Two of the postdoctoral ocular immunology fellows , along with a biostatistician have analyzed the records of 100 patients (138 eyes) with episcleritis evaluated by us over the past decade or more. Data were extracted from the medical records and placed into a customized database software package to determine the frequency and type of systemic disease eventually discovered to be associated with each type diffuse vs. nodular of episcleritis.
The mean age at presentation to our service was 43 years (range 18-76), with females predominating (female/male = 7/3). One-third of the patients had bilateral involvement. 16% had nodular episcleritis, and in 28% of the patients the episcleritis was recurrent. Associated systemic disease was found in 1/3 of the patients (36%). One-half of the patients had concurrent other ocular involvement, including uveitis (13%), glaucoma (5%), and keratitis (13%). In only 4 did the episcleritis progress to true scleritis. The most serious systemic disease discovered in the course of investigating these 100 patients was in a single patient with episcleritis who was discovered to have Wegener’s granulomatosis.

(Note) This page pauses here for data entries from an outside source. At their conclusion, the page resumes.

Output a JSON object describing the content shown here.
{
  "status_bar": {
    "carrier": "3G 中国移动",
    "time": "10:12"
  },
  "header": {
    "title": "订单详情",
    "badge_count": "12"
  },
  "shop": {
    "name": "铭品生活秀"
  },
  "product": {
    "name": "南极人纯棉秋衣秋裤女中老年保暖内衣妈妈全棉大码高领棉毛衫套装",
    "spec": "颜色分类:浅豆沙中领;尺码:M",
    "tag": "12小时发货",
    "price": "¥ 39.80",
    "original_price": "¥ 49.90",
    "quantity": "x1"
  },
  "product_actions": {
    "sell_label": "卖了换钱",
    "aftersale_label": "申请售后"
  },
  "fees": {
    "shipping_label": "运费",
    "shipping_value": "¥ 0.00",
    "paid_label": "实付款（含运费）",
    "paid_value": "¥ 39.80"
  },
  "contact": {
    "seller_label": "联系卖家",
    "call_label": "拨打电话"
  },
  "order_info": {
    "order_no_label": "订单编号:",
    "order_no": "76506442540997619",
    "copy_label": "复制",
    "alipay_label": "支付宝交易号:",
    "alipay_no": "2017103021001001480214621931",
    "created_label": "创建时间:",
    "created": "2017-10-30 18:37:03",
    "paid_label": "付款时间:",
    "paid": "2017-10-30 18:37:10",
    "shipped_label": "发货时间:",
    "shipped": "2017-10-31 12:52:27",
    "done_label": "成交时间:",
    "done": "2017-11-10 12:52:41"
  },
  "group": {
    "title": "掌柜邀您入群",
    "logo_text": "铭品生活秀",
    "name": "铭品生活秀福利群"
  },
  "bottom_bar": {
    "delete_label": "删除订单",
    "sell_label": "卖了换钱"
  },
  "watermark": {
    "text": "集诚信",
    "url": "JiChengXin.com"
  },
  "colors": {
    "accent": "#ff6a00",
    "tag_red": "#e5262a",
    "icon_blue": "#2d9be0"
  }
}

Most patients required no treatment except “supportive” care with iced artificial tears, but some have had at least a short course of oral nonsteroidal anti-inflammatory drug therapy (often non-prescription strength).
Conclusions: Although episcleritis is typically a benign and self-limited disease and therefore does not need topical steroid therapy, some patients do require treatment and we believe that the appropriate treatment is with low-dose oral nonsteroidal anti-inflammatory drug therapy. Additionally, since 1/3 of the patients may have associated occult systemic disease, an extremely careful review of systems history taking is appropriate, with appropriate laboratory testing based on the pertinent positives emerging from that survey.